“What is Miss Austin like?” she asked.
Foster was careful about his reply. He wanted Alice to understand that he was not Carmen’s lover, which needed tact; but he was her friend and must do her justice, while any breach of good taste would be noted and condemned. He did his best, without learning if he had produced the right effect, for Alice let the matter drop, as if it no longer interested her.
“Perhaps it’s a pity you helped the men who were poaching,” she said. “I’m afraid you’re fond of romantic adventures.”
“I’m sometimes rash and sorry afterwards,” Foster admitted. “However, there’s an excuse for the other thing. This is a romantic country and I’ve spent a long time in Canada, which is altogether businesslike.”
Alice gave him an approving smile, but she said, “One shouldn’t be sorry afterwards. Isn’t that rather weak?”
“I’m human,” Foster rejoined. “A thing looks different when you come to pay for doing it. It’s pretty hard not to feel sorry then.”
“After all, that may be better than counting the cost beforehand and leaving the thing undone.”
“You’re a Borderer; one of the headstrong, old-fashioned kind that broke the invasions and afterwards defied their own rulers for a whim.”

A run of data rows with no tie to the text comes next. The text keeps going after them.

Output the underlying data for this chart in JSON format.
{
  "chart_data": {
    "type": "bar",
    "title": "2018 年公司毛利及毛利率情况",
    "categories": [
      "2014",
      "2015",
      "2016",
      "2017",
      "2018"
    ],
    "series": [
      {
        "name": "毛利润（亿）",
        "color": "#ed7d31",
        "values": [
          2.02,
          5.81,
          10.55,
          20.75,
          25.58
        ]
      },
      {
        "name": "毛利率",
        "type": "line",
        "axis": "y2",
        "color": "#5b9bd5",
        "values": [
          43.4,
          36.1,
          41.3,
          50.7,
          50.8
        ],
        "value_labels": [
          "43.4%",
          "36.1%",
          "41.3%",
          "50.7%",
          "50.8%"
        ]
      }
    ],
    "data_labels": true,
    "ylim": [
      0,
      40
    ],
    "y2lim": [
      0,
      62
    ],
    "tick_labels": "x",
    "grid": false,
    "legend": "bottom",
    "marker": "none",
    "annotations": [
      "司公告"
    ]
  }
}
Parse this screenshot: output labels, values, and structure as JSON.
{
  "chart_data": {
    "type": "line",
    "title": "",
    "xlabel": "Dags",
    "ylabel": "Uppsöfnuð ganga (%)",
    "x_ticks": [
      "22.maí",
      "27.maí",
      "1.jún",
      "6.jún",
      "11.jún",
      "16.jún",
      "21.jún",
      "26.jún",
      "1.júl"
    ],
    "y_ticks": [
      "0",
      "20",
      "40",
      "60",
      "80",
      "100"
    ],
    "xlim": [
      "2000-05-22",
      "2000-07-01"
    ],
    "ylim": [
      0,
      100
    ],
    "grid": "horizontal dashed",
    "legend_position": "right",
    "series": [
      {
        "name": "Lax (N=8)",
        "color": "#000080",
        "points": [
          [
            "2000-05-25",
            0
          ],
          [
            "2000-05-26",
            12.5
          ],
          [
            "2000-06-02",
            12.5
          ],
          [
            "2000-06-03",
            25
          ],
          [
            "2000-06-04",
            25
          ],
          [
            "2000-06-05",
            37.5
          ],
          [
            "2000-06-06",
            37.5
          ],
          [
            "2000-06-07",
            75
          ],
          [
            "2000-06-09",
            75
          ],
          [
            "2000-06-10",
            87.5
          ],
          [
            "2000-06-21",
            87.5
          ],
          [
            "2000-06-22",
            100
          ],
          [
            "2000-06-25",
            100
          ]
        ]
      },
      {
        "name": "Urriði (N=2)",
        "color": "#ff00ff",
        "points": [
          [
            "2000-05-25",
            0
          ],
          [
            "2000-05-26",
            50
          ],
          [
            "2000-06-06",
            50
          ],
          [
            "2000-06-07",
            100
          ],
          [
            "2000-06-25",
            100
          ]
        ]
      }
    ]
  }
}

“As a matter of fact, a number of them were very businesslike. They fought for their enemies’ cattle and the ransom of captured knights.”

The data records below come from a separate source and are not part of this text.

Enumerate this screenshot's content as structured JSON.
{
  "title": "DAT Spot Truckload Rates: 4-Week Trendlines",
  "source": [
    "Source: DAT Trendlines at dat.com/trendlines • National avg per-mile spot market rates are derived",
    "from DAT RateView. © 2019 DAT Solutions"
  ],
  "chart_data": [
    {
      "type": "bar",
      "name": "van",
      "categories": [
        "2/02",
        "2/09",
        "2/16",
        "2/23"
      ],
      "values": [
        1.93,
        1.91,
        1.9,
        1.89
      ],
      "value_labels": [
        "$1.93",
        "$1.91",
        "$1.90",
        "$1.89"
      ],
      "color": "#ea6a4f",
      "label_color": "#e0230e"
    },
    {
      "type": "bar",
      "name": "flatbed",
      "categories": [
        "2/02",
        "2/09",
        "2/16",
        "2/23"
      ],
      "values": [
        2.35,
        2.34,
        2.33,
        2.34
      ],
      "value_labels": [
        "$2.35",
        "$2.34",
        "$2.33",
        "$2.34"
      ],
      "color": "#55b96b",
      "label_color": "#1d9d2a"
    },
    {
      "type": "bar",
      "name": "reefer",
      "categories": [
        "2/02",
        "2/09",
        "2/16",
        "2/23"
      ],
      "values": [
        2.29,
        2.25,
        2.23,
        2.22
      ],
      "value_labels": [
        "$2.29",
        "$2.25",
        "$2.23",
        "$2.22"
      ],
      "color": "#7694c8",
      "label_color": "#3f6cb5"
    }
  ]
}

“Not always,” Foster objected. “At Flodden, where the Ettrick spears all fell in the smashed squares, the Scots king came down from his strong camp to meet the English on equal terms. Then it wasn’t businesslike when Buccleugh, with his handful of men, carried off Kimmont Willie from Carlisle. There was peace between the countries and he had two offended sovereigns to hold him accountable.”

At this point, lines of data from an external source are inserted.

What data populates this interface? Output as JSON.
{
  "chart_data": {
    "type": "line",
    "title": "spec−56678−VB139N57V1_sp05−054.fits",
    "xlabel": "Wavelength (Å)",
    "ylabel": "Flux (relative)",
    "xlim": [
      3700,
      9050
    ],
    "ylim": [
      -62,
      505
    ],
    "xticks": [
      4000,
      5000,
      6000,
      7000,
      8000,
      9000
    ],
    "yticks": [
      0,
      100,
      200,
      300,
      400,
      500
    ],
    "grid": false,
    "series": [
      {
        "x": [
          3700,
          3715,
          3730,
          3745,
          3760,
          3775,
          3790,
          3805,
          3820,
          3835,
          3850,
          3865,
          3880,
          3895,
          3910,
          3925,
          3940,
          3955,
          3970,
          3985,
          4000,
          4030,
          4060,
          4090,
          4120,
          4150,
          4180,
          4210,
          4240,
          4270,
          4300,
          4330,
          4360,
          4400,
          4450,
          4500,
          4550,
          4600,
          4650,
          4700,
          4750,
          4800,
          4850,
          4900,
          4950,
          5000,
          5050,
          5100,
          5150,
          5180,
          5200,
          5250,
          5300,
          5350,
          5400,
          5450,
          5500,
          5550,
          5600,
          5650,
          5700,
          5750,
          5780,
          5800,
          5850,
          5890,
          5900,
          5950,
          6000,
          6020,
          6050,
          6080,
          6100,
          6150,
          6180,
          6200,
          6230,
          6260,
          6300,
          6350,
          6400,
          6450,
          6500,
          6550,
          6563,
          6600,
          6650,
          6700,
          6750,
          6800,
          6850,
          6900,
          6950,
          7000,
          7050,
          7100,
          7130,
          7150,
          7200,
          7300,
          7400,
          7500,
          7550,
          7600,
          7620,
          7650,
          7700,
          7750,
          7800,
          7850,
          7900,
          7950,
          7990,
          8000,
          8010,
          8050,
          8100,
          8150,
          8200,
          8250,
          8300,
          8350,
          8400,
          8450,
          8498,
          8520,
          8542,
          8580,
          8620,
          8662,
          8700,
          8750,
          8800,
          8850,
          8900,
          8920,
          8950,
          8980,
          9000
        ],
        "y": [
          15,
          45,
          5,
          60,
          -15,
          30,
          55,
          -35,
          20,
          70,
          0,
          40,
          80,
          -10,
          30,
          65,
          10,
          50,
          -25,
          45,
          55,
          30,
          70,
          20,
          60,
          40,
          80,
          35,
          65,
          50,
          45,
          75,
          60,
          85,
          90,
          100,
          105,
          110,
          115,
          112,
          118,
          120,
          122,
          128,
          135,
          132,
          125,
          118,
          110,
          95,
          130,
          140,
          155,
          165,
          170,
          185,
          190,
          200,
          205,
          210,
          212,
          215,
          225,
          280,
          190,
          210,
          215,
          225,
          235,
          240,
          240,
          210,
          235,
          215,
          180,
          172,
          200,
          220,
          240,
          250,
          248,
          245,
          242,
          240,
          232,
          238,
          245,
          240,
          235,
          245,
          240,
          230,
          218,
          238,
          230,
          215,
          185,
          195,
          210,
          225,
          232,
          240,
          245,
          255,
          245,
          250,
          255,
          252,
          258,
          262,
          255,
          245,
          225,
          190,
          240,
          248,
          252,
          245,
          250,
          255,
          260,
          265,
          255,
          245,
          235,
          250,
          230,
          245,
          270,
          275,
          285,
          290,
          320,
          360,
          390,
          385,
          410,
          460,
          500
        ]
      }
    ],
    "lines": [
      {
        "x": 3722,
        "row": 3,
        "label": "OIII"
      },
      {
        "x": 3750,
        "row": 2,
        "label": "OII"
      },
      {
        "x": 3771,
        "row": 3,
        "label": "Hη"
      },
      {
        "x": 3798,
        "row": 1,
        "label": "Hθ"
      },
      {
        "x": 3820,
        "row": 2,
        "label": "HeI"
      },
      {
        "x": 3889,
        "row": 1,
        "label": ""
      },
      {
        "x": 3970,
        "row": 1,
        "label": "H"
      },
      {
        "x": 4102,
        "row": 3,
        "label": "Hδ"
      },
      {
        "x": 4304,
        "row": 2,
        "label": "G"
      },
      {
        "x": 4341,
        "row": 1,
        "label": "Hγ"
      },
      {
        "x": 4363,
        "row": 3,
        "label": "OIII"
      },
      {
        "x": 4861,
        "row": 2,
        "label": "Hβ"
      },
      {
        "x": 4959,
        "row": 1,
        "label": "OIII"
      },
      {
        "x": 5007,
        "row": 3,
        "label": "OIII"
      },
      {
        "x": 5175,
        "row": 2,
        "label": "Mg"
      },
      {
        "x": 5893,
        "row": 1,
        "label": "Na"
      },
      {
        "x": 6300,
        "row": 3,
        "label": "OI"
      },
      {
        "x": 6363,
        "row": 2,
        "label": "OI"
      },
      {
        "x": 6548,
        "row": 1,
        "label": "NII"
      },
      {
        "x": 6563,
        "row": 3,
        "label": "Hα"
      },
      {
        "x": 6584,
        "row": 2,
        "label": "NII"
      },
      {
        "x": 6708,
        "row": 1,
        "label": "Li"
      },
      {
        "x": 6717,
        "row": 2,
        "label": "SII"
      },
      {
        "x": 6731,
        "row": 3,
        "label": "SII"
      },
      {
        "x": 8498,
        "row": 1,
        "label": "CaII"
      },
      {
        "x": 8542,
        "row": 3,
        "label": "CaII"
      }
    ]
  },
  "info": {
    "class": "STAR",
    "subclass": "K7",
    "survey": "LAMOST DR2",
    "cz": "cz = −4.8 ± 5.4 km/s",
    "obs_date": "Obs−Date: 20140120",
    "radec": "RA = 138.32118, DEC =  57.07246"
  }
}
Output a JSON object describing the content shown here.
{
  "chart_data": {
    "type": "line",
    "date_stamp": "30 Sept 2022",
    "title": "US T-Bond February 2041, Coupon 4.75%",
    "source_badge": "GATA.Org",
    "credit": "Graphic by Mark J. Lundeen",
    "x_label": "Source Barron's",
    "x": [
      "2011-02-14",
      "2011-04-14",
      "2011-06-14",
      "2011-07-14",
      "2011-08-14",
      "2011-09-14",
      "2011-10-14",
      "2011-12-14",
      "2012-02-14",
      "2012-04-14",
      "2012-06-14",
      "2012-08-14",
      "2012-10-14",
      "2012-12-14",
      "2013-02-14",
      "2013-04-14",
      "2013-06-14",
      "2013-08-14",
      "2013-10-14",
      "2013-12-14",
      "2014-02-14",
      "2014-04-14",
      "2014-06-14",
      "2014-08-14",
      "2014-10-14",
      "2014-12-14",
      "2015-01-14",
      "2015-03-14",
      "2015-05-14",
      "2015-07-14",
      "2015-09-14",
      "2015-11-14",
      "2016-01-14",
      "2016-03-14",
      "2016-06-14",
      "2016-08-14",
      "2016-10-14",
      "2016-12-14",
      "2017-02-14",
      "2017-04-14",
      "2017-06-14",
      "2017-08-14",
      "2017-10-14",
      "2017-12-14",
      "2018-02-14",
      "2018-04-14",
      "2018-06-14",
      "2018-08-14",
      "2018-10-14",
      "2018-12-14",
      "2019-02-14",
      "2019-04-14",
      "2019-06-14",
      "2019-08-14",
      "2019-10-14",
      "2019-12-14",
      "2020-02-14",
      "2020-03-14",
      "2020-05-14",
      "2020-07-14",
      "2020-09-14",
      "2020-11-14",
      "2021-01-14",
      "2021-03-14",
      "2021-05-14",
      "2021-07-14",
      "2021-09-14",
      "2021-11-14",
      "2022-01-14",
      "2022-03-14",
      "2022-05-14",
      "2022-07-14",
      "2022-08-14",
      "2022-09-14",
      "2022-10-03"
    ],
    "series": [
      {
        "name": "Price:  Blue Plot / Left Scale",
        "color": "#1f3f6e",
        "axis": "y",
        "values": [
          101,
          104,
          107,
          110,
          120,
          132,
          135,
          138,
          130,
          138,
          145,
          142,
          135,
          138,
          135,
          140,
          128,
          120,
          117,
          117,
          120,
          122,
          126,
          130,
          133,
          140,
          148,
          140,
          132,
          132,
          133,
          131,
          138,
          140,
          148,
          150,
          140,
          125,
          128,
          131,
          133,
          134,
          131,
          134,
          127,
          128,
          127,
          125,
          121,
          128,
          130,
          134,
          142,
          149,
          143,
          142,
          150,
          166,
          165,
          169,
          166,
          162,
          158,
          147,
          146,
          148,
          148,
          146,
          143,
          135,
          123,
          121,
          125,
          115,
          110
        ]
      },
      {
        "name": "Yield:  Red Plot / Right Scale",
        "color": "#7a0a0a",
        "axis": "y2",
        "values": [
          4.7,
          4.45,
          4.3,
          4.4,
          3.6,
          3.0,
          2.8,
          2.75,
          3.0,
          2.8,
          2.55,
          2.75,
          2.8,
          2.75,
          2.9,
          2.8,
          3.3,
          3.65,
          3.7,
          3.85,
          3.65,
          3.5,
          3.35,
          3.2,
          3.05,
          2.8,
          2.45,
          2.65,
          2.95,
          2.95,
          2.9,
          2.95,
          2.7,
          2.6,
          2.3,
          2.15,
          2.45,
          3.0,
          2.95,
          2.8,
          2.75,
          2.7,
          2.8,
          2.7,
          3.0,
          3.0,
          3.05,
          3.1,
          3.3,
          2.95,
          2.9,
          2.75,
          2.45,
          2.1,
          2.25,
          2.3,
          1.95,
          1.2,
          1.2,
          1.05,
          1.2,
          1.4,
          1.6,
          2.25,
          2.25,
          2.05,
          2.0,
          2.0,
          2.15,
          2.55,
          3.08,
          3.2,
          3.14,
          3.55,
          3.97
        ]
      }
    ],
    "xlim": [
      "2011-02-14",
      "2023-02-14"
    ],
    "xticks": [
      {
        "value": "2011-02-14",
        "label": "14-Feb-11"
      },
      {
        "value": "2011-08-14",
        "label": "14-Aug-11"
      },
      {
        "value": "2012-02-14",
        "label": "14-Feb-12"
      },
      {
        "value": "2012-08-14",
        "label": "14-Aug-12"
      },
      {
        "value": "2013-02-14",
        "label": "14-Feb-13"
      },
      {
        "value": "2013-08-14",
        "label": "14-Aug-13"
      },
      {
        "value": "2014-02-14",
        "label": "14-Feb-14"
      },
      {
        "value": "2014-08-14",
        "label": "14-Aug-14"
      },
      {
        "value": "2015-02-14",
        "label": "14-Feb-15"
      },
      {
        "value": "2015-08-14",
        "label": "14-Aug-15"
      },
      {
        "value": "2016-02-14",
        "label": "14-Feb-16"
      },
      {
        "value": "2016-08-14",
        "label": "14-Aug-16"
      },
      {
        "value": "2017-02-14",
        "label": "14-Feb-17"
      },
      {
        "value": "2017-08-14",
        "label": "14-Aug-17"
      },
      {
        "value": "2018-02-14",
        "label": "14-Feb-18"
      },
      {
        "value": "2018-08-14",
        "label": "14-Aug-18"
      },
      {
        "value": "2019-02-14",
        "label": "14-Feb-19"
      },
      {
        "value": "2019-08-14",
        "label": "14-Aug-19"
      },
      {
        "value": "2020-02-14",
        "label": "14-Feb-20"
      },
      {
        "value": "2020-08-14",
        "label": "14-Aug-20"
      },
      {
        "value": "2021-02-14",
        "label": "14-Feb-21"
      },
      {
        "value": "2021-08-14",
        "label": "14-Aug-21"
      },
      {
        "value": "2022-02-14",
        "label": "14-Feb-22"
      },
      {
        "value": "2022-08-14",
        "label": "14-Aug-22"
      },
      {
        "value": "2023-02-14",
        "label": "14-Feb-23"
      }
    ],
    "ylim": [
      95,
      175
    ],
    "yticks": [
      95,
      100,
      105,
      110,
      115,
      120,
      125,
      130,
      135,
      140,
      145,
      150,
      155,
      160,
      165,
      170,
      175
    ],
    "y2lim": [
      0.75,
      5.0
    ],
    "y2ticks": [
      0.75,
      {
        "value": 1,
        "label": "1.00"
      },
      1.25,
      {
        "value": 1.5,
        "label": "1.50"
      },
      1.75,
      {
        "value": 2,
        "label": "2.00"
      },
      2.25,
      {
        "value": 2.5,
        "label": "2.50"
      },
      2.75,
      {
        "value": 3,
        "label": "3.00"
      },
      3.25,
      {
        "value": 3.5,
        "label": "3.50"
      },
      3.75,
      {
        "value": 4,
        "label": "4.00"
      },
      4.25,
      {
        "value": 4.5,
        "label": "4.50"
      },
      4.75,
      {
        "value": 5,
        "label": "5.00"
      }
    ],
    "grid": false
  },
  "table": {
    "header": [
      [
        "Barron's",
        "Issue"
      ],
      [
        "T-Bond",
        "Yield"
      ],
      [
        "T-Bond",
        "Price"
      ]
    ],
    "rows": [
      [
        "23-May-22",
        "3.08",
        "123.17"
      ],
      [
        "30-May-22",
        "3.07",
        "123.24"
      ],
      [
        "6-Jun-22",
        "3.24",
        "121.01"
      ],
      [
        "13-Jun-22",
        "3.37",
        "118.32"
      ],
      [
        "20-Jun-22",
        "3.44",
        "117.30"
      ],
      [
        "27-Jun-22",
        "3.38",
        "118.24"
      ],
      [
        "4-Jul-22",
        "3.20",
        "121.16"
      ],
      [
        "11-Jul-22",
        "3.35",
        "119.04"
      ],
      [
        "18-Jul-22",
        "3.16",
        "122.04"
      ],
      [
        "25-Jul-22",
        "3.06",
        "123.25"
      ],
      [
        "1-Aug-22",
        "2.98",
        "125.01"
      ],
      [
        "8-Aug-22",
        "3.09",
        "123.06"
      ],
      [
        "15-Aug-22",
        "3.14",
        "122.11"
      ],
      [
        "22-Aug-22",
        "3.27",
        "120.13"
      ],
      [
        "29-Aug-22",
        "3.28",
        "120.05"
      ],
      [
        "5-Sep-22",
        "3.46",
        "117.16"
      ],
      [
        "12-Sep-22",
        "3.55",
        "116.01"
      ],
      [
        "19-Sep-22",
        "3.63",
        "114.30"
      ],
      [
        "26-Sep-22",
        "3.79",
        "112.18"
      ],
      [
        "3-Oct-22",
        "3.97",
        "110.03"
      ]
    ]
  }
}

“It looks as if you had been reading something about our history,” Alice said smiling.
“I haven’t read much,” Foster answered modestly. “Still, we have a few books at the mill, and in the long winter evenings, when the thermometer marks forty degrees below and you sit close to the red-hot stove, there’s nothing to do but read. It would be hard for you to picture our little room; the match-boarding, split by the changes from heat to bitter cold, the smell of hot iron, the dead silence, and the grim white desolation outside. Perhaps it’s curious, but after working hard all day, earning dollars, one can’t read rubbish. One wants romance, but romance that’s real and has the truth in it.”
“But your own life has been full of adventure.”
“In a way, but there was always a business proposition to justify the risk. It’s good to be reckless now and then, and I’ve felt as I read about your ancestors that I envied them. There must have been some charm in riding about the moors with one’s lady’s glove on one’s steel cap, ready to follow where adventure called.”